Ukrainische Soldaten auf einem Panzerfahrzeug im Raum Saporischschja

Kämpfe und erste Erfolge in Gegenoffensive in der Ukraine

Montag, 12. Juni 2023 | 16:07 Uhr

Die Ukraine berichtet von schweren Kämpfen und ersten kleineren Erfolgen im Zuge ihrer Gegenoffensive. Seit Sonntag seien vier Dörfer im Südosten zurückerobert worden, teilte Kiew am Montag mit. Es ist der schnellste Vorstoß der ukrainischen Truppen seit sieben Monaten. Ein Durchbruch der tiefen russischen Verteidigungslinien ist das aber nicht. In der Nacht auf Montag habe es rund 25 Gefechte in der Nähe von Bachmut im Osten gegeben, erklärte der ukrainische Generalstab.

Auch weiter südlich in der Nähe von Awdijwka und Marjinka sei es zu Kämpfen gekommen. Die drei Ortschaften liegen in der ostukrainischen Oblast Donezk. Auch bei Bilohoriwka in der Oblast Luhansk hätten sich ukrainische und russische Einheiten Gefechte geliefert. Das russische Verteidigungsministerium teilte mit, in Donezk und Saporischschja sei der Versuch einer ukrainischen Offensive zurückgeschlagen worden. Unabhängig überprüfen lassen sich solche Mitteilungen über das Kampfgeschehen nicht.

Während das ukrainische Militär in der vergangenen Woche weitgehend Stillschweigen über seine Gegenoffensive bewahrt hatte, meldete es nun Erfolge auf dem Schlachtfeld. “In der vergangenen Woche erlitten die russischen Invasoren in Richtung Bachmut erhebliche Verluste”, erklärte der Generalstab. Vize-Verteidigungsministerin Hanna Maljar veröffentlichte ein Foto, das nach ihren Angaben Soldaten zeigt, wie sie die ukrainische Flagge im Dorf Storoschewe in Donezk hissen. Maljar dankte in ihrem Post der 35. Separaten Marinebrigade dafür, dass sie Storoschewe befreit hätten – es ist das mittlerweile vierte Dorf.

Bereits am Sonntag hatte die Ukraine erklärt, ihre Truppen seien auf drei Dörfer in Donezk vorgerückt und hätten sie befreit: Blahodatne, Neskuchne und Makariwka. Ein Sprecher des ukrainischen Militärs sagte im Fernsehen, bei der Rückeroberung des Dorfes Blahodatne handle es sich um die ersten, örtlich begrenzten Erfolge der jüngsten Gegenangriffe. Es war das erste Mal, seit diese Gegenangriffe in den vergangenen Tagen gestartet wurden, dass die Befreiung eines Ortes von russischer Besatzung bekanntgegeben wurde.

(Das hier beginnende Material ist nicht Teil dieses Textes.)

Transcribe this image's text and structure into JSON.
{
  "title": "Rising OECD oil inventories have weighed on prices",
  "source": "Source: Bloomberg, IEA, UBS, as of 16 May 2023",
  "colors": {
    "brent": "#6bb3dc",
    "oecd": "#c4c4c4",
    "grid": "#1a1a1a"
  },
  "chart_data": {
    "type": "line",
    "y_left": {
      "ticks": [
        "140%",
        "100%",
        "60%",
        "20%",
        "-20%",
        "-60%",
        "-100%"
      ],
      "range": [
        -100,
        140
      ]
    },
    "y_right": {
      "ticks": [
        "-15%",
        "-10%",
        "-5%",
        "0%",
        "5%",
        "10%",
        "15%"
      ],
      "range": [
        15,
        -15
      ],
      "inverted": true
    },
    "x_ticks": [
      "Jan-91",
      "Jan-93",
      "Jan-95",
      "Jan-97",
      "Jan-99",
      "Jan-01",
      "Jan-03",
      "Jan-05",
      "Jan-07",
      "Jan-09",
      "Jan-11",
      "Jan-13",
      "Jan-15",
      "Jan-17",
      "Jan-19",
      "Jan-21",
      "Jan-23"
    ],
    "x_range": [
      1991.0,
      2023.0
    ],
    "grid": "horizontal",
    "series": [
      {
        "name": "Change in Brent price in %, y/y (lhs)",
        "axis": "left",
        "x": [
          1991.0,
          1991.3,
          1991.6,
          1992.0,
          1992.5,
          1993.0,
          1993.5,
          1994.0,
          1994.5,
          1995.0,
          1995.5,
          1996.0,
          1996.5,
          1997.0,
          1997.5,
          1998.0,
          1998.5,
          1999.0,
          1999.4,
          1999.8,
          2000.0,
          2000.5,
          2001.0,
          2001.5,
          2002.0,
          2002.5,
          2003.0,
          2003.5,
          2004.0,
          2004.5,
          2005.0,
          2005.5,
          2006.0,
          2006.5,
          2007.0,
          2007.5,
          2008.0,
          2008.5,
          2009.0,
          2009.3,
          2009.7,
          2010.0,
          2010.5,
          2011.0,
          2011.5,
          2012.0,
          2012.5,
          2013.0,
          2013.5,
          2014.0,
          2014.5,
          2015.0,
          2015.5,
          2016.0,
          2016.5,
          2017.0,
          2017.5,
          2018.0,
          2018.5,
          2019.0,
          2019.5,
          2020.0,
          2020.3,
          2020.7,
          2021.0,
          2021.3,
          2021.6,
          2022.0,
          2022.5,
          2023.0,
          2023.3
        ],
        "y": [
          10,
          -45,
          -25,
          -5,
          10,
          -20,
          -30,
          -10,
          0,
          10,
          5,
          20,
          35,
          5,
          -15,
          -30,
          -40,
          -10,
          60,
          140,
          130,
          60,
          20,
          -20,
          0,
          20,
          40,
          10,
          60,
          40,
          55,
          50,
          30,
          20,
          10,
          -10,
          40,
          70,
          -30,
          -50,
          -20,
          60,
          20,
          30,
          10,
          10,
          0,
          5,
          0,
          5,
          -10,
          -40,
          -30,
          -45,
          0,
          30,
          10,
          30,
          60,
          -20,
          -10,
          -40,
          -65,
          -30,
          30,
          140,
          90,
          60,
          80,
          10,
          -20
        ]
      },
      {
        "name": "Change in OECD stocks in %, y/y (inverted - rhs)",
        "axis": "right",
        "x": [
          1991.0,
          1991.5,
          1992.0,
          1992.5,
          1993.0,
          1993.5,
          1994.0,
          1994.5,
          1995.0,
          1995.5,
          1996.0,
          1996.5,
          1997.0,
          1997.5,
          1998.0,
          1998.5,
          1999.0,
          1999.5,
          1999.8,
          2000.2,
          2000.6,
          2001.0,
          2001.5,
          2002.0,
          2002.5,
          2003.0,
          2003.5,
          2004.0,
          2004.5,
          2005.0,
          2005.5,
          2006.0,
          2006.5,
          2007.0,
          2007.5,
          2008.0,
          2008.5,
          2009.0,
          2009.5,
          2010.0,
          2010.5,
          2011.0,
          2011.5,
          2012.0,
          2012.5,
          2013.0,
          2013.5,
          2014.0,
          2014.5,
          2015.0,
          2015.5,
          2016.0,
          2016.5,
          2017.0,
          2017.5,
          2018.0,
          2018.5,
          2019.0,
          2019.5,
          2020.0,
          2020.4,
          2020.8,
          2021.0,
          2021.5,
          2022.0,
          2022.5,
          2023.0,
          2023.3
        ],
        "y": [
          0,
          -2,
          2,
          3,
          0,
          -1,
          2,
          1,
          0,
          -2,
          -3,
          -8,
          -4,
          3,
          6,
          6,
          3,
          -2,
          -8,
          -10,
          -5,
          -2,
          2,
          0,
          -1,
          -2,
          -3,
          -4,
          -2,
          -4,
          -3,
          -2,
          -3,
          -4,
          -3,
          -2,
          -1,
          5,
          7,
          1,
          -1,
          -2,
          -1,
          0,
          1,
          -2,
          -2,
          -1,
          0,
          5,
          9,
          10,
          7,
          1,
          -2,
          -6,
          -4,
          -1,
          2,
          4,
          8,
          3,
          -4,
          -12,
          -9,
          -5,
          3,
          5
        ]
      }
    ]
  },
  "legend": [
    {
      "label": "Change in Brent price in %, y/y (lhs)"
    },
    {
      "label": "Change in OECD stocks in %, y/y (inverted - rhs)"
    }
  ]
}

Der von der Führung in Kiew dargelegte Vorstoß verläuft auf einer Strecke von nur fünf Kilometern. Der Schauplatz der Gefechte ist von der Küste des Asowschen Meeres noch rund 90 Kilometer entfernt. Damit ist auch eine Teilung der von russischen Truppen besetzten Landbrücke zur annektierten Halbinsel Krim noch längst nicht erreicht.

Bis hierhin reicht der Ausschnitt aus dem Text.